Le renvoi des étrangers se fait essentiellement dans la première moitié des années 1930. La loi n’est pas modifiée, mais une pression s’exerce sur les entreprises, les agents du contrôle des étrangers et les immigrés. A partir de 1931, la France participe au financement du voyage de retour des étrangers qui veulent partir et encourage les grandes entreprises à licencier en priorité les travailleurs étrangers et à assurer leur rapatriement, comme ce sera le cas de milliers de travailleurs polonais employés par les charbonnages du nord de la France. Mais, écrit l’historien Philippe Rygiel dans « les Etrangers au temps de l’exposition coloniale » (Gallimard/CNHI), « il est particulièrement difficile de distinguer les départs contraints des départs volontaires d’immigrants que la dégradation de la situation économique conduit à quitter la France, l’effet de la nécessité économique et celui de l’étranglement administratif. De même les décisions administratives (refoulements et expulsions) ne se traduisent pas toujours par une sortie du territoire à bref délai. Concluons alors que l’action de l’état a accompagné et amplifié, sans que nous puissions établir dans quelles proportions, une vague de départs qui fut massive, 93 000 sorties du territoire sont enregistrées en 1931 et 108 000 en 1932 ».

  • « Sur les 14 millions [de Français, NDLR] qui touchent une retraite, il y a 50 % de gens nés à l’étranger. » « Face à l’info », CNews, 23 octobre 2020.

Selon la Caisse nationale d’assurance vieillesse (CNAV), le chiffre est de 18 % et comprend aussi les Français nés à l’étranger.

  • Les mineurs isolés « n’ont rien à faire ici, ils sont voleurs, ils sont assassins, ils sont violeurs, c’est tout ce qu’ils sont ! Il faut les renvoyer et il ne faut même pas qu’ils viennent ! ». « Face à l’info », CNews, 29 septembre 2020.

A l’occasion d’une audition à l’Assemblée nationale, l’Observatoire national de la protection de l’enfance (ONPE) a rédigé une note qui portait notamment sur les faits de délinquance concernant les mineurs non accompagnés (MNA), jeunes étrangers ou migrants âgés de moins de 18 ans et qui ne sont sous l’autorité ni de leur père, ni de leur mère, ni d’aucun adulte. L’Observatoire a souligné « l’absence de statistiques fiables » sur le sujet. En septembre 2020, la Mission mineurs non accompagnés (MMNA) de la Direction de la protection judiciaire de la jeunesse estimait entre 2 000 et 3 000 les mineurs isolés étrangers délinquants, soit environ 10 % des MNA, « sans que cette estimation puisse réellement faire l’objet d’une vérification ». Le chiffre serait en augmentation, mais très éloigné du « c’est tout ce qu’ils sont ! » d’Eric Zemmour.

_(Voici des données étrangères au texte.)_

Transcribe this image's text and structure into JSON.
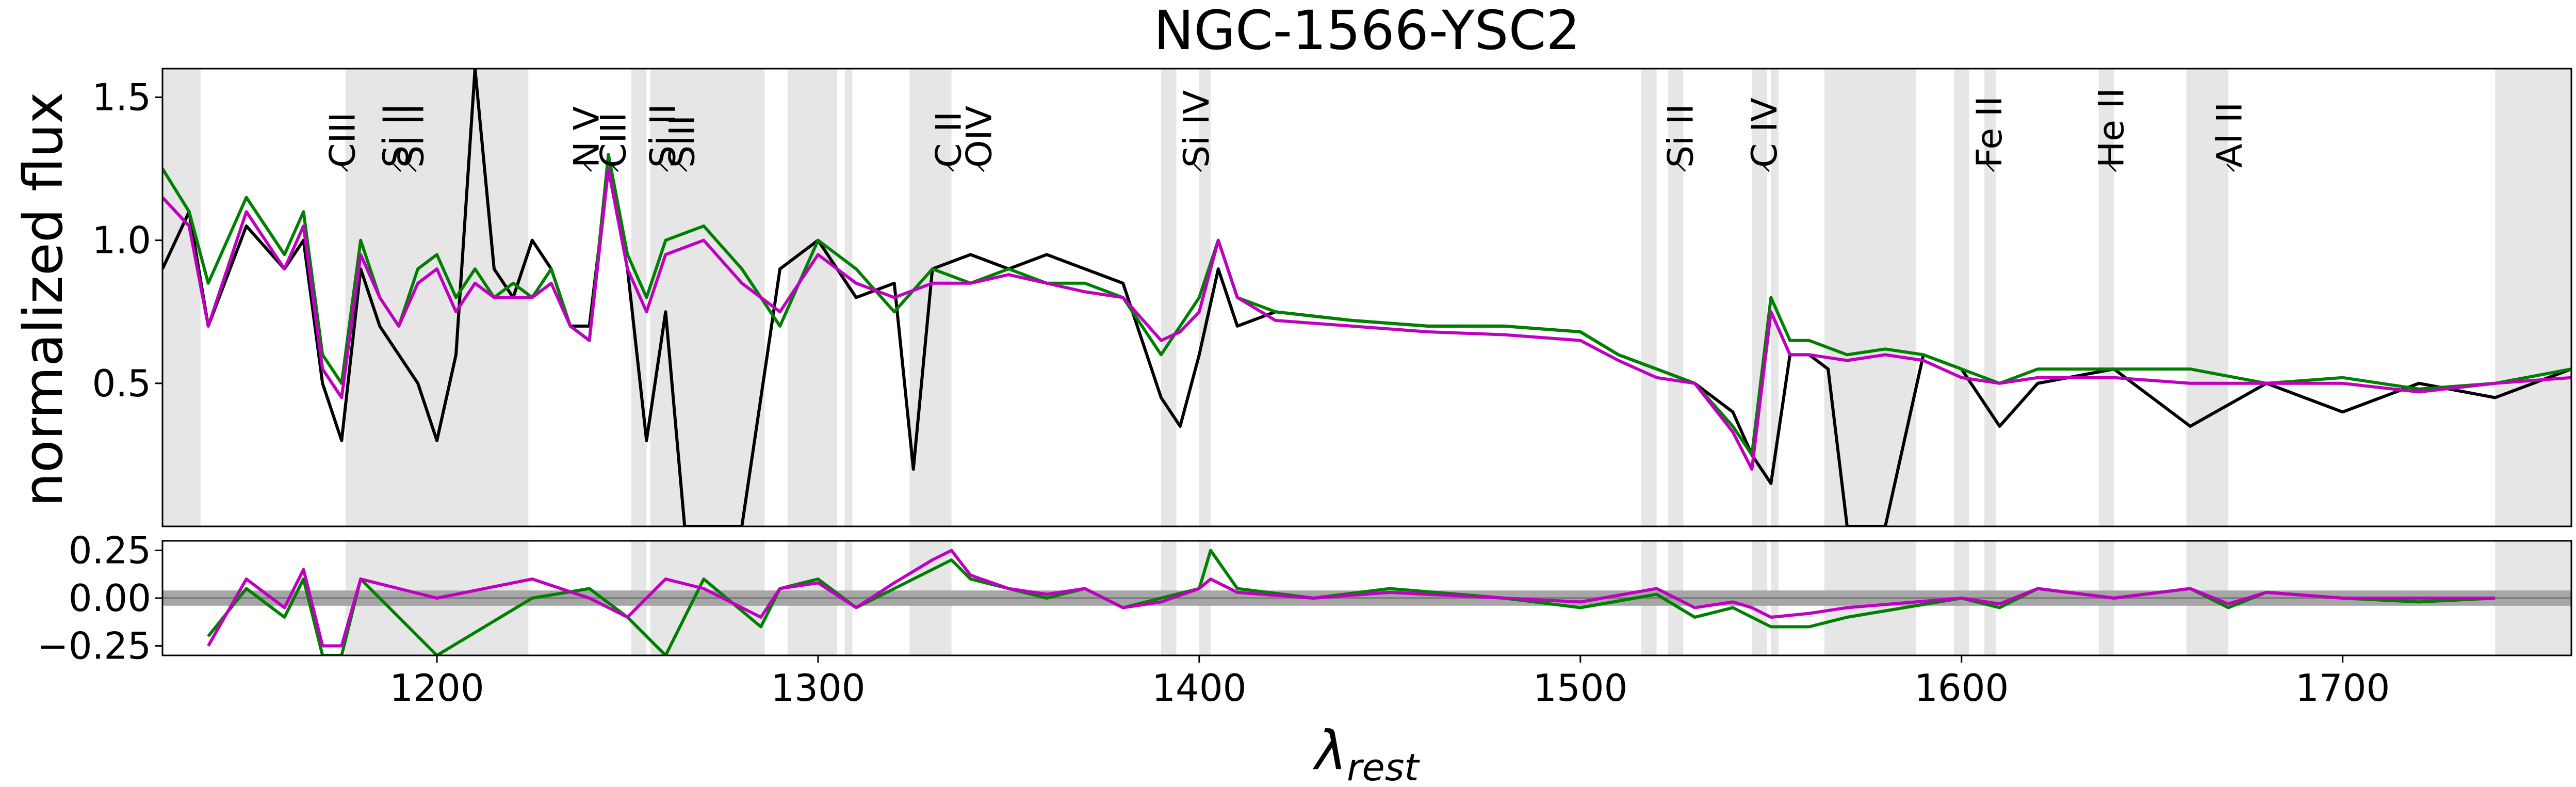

Sur les 16 760 jeunes enregistrés en 2019, 95 % étaient des garçons, 61 % venaient de Guinée, Mali et Côte d’Ivoire et 10,6 % du Maghreb. Ils représentaient 15 % à 20 % de l’effectif de la prise en charge des services de la protection de l’enfance. La mission précisait dans son rapport 2019 que les mineurs isolés « pris en charge dans un cadre pénal présentent un état de santé physique et/ou psychique très dégradé (traumatismes, conduites addictives, maladies…) » avec « une recrudescence des actes autoagressifs (automutilation, tentative de suicide, suicide…) » lorsqu’ils sont poursuivis dans un cadre pénal. Le rapport concluait : « Ce sont des enfants comme les autres. Notre attention à leur égard ne doit pas être défaillante au risque de voir durablement ébranlés les principes et fondements de non-discrimination, et de droit à la dignité auxquels nos institutions sont attachées.

A la suite de la déclaration d’Eric Zemmour, le parquet de Paris a ouvert une enquête pour « provocation à la haine raciale » et « injures publiques à caractère raciste ». Le Conseil supérieur de l’audiovisuel (CSA), gendarme des ondes, a sanctionné CNews d’une amende de 200 000 euros pour « incitation à la haine » et « à la violence ».